The importance of three-body terms in the fragment molecular orbital method

Abstract

A previously proposed two-body fragment molecular orbital method based on the restricted Hartree–Fock (RHF) method was extended to include explicit three-body terms. The accuracy of the method was tested on a set of representative molecules: (H2O)n, n=16, 32, and 64, as well as α and β n-mers of alanine, n=10, 20, and 40, using STO-3G, 3-21G, 6-31G, and 6-31++G** basis sets. Two- and three-body results are presented separately for assigning one and two molecules (or residues) per fragment. Total energies are found to differ from the regular RHF method by at most ΔE2/1=0.06, ΔE2/2=0.04, ΔE3/1=0.02, and ΔE3/2=0.003 (a.u.); rms energy gradients differ by at most ΔG2/1=0.0015, ΔG2/2=0.000 75, ΔG3/1=0.000 20, and ΔG3/2=0.000 10 (a.u./bohr), and rms dipole moments are reproduced with at most δD2/1=3.7, δD2/2=3.4, δD3/1=2.6, and δD3/2=3.1 (%) relative error, where the subscript notation n/m refers to the n-body method based on m molecules (residues) per fragment.
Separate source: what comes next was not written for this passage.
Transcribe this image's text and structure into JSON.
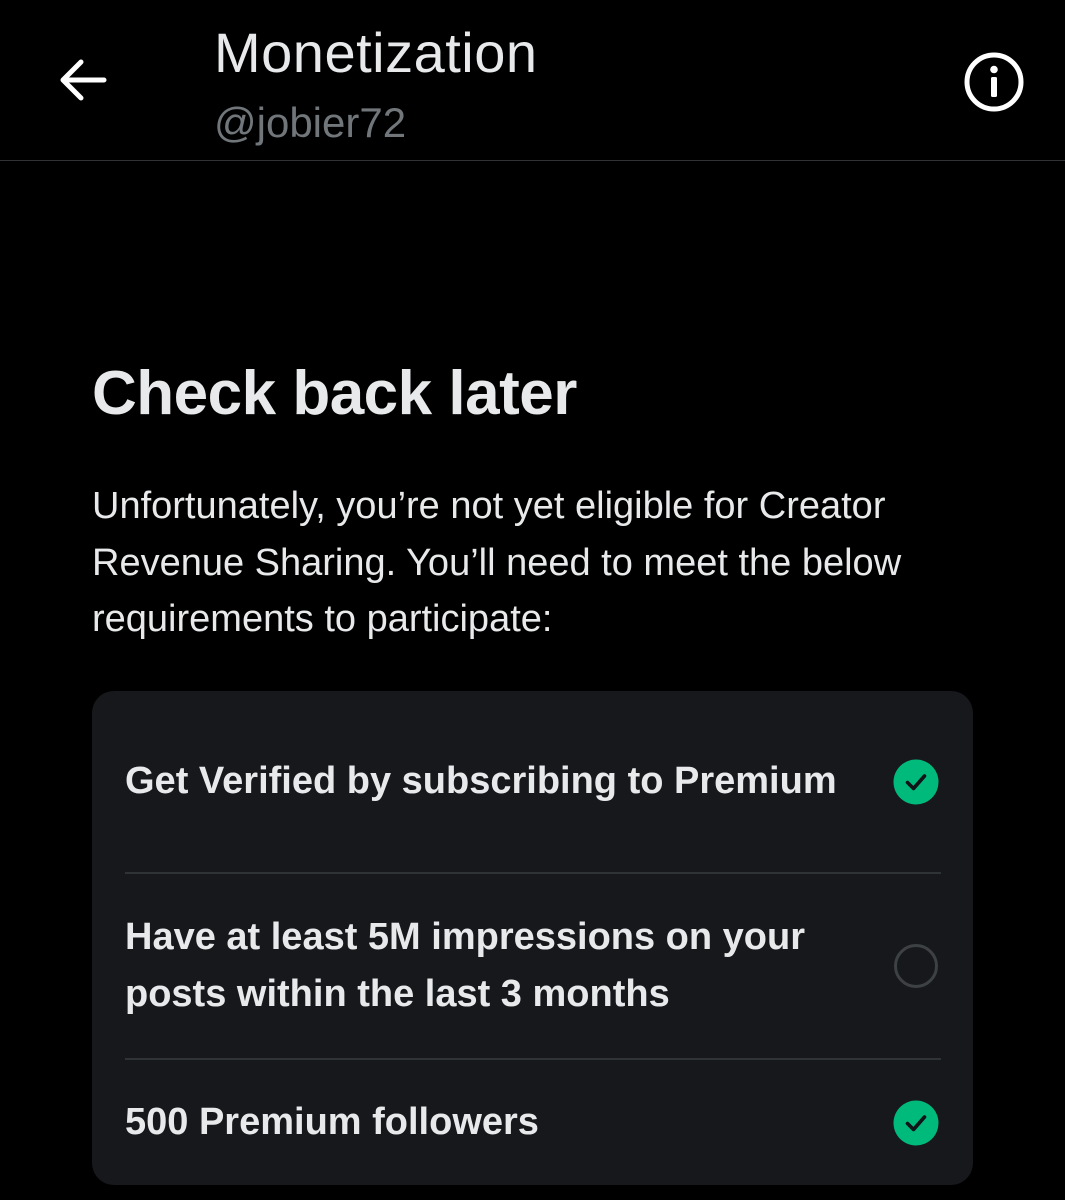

A few of the largest three-body calculations were performed with a separated trimer approximation, which presumably somewhat lowered the accuracy of mostly dipole moments which are very sensitive to slight variations in the density distribution. The proposed method is capable of providing sufficient chemical accuracy while providing detailed information on many-body interactions.